「自分の作ったうつわを手にしてもらったとき、おさまりが良い、手触りが心地よいと言ってもらえればそれで十分。」と語る早良路窯・陶磁師の唐川さん。たとえば唐津のものなど、先人たちの手による陶磁器に、つい目がいってしまうそうです。庶民のために作られた大量生産の雑器にも独特の存在感を放つものがあるのだとか。ときには古い陶片を手にしながら、その土の質感や高台のかたち、残された手跡に、三百年も昔のつくり手たちに思いを馳せたりすることも。
酒器ならば見込みや佇まいを、食器ならば持ちやすさや実用性を重視する。
陶器は存在感や手触り、育てる楽しみ、磁器は透き通るような透明感を味わってもらいたい。
ー「有名な陶芸家になることよりも、気軽に窯に立ち寄ってもらい、たくさんの人たちに使ってもらいたい。」
日ごろの謙虚な物腰とは対称的に、唐川さんが生み出す作品は、静けさと力強さが融合する独自の世界観、長く愛されるものだけが持つ存在感を放っています。
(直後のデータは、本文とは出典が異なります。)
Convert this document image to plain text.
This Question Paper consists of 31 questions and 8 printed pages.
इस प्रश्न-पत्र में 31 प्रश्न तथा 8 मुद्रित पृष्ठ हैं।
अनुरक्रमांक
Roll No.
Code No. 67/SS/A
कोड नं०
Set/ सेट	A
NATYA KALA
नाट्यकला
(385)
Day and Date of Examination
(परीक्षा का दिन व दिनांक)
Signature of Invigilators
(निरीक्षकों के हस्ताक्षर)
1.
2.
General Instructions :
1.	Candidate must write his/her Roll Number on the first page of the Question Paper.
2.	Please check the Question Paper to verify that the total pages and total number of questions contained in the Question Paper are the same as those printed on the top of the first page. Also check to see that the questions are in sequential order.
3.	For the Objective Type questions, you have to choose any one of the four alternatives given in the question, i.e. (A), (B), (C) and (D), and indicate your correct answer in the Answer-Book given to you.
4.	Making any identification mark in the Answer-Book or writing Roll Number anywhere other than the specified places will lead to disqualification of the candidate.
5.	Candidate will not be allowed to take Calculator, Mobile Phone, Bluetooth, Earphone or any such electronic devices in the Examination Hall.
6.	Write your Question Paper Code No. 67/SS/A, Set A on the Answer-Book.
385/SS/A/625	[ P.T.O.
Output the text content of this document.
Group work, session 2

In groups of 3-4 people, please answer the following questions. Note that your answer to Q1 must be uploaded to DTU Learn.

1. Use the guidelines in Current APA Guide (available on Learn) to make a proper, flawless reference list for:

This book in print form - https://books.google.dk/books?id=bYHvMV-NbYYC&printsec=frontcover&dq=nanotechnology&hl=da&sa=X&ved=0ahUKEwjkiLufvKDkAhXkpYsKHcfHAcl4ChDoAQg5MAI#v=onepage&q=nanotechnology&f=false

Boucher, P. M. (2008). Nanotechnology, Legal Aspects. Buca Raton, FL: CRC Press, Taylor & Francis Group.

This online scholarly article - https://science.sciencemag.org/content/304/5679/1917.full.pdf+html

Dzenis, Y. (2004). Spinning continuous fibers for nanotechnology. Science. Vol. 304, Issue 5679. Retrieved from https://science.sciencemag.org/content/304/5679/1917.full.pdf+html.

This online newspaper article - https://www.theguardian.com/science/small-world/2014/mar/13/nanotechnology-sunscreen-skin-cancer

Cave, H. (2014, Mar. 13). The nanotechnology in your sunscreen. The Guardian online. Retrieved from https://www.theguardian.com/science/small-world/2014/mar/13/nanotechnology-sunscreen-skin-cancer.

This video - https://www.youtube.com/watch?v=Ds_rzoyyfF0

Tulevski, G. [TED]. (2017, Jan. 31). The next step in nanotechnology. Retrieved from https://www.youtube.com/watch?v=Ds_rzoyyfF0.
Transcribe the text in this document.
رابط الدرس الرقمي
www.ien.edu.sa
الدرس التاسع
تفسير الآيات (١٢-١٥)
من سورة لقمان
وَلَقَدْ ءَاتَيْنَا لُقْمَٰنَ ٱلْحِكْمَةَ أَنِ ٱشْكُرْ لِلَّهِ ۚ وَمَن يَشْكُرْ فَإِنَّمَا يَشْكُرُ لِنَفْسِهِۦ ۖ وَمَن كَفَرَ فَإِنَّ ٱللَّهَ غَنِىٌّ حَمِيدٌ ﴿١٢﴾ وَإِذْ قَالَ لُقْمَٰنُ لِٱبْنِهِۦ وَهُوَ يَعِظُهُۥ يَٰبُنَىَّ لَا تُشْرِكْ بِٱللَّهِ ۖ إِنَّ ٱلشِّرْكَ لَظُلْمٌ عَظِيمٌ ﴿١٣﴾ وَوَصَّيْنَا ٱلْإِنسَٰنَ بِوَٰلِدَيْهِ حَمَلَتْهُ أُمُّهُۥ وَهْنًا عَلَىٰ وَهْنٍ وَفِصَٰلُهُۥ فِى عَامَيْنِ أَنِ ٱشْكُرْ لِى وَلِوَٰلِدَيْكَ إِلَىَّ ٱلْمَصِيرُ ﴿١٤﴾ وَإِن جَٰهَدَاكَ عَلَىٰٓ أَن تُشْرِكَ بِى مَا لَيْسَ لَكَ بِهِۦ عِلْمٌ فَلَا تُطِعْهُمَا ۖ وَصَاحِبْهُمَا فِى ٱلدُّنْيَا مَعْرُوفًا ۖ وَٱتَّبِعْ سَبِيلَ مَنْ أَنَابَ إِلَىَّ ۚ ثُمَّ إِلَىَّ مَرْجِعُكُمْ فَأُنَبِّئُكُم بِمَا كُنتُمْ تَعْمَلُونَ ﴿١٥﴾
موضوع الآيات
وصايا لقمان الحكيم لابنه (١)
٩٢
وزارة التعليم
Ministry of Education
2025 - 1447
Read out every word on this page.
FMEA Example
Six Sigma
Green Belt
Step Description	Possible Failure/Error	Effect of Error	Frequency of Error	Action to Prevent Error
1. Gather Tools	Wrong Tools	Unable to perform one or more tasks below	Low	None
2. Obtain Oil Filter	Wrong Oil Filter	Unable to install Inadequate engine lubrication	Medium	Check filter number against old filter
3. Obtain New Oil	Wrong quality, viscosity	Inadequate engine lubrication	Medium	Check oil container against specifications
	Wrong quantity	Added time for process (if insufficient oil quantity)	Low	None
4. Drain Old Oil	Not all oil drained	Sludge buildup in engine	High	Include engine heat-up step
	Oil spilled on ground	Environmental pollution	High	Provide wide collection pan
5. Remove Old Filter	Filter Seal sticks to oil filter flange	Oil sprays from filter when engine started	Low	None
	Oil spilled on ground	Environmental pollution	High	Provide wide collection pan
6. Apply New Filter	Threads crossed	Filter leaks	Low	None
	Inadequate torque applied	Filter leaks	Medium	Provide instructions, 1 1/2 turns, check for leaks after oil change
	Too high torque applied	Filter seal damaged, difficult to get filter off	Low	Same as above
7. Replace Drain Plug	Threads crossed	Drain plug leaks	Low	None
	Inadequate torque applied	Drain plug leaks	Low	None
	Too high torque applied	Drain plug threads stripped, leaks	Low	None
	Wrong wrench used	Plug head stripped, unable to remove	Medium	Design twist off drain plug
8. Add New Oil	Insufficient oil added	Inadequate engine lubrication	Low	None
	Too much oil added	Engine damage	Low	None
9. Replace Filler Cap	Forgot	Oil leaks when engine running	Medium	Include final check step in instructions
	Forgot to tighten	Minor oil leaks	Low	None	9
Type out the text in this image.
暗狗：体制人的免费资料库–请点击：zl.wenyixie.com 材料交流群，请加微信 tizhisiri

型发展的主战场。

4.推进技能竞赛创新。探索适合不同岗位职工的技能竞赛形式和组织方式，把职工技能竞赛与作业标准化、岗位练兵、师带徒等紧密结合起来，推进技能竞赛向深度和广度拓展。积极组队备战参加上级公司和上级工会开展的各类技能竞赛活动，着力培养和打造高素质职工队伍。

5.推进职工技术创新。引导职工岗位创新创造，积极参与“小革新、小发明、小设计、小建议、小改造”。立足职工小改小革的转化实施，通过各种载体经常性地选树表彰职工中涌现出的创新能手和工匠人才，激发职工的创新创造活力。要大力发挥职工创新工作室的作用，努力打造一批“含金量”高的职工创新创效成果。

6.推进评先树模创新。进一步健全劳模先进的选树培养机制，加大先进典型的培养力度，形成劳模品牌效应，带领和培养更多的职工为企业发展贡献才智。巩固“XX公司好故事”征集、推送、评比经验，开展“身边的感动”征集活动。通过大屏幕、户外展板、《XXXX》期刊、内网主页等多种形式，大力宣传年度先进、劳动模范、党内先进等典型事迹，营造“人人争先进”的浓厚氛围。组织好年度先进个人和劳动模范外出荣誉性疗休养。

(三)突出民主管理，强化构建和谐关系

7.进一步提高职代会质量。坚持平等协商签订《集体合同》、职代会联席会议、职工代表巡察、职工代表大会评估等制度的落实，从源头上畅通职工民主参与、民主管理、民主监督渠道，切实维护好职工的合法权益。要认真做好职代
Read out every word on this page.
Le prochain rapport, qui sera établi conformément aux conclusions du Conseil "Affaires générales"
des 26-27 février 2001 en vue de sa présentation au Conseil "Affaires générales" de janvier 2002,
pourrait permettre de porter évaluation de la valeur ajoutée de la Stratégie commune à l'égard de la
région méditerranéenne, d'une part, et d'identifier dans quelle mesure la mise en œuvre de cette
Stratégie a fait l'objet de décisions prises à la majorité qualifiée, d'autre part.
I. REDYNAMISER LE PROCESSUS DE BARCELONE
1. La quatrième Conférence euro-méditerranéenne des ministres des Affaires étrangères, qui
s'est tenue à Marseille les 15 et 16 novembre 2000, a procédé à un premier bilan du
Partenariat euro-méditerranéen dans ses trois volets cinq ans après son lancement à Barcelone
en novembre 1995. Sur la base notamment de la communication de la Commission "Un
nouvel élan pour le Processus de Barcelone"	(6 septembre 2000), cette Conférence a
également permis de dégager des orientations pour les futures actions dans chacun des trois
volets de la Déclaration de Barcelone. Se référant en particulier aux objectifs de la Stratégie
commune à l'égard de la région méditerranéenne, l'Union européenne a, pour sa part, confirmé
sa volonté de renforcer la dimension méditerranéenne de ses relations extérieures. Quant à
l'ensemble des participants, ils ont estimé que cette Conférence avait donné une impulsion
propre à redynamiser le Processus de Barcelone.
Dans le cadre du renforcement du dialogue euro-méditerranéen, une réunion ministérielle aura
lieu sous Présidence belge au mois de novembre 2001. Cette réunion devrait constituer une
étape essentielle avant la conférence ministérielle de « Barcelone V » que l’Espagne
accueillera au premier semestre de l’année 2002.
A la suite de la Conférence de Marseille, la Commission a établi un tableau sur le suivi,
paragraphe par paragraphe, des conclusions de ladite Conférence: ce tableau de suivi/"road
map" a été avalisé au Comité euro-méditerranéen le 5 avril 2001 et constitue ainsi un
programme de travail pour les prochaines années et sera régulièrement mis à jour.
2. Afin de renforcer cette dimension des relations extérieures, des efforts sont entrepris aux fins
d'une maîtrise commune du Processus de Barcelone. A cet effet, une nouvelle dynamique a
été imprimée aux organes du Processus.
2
親戚が携わっていた仕事をきっかけに陶芸の世界に興味を持ち、10代の頃には既にものづくりの仕事をしたいと考えていた唐川さん。佐賀・有田の地で培われた確かな技術、土や釉薬に対するあくなき探究心、それらを静かな情熱に変えて、ろくろに向かい、土と対話するように作品を作り上げたその顔には、誇らしげな表情と自信が感じられました。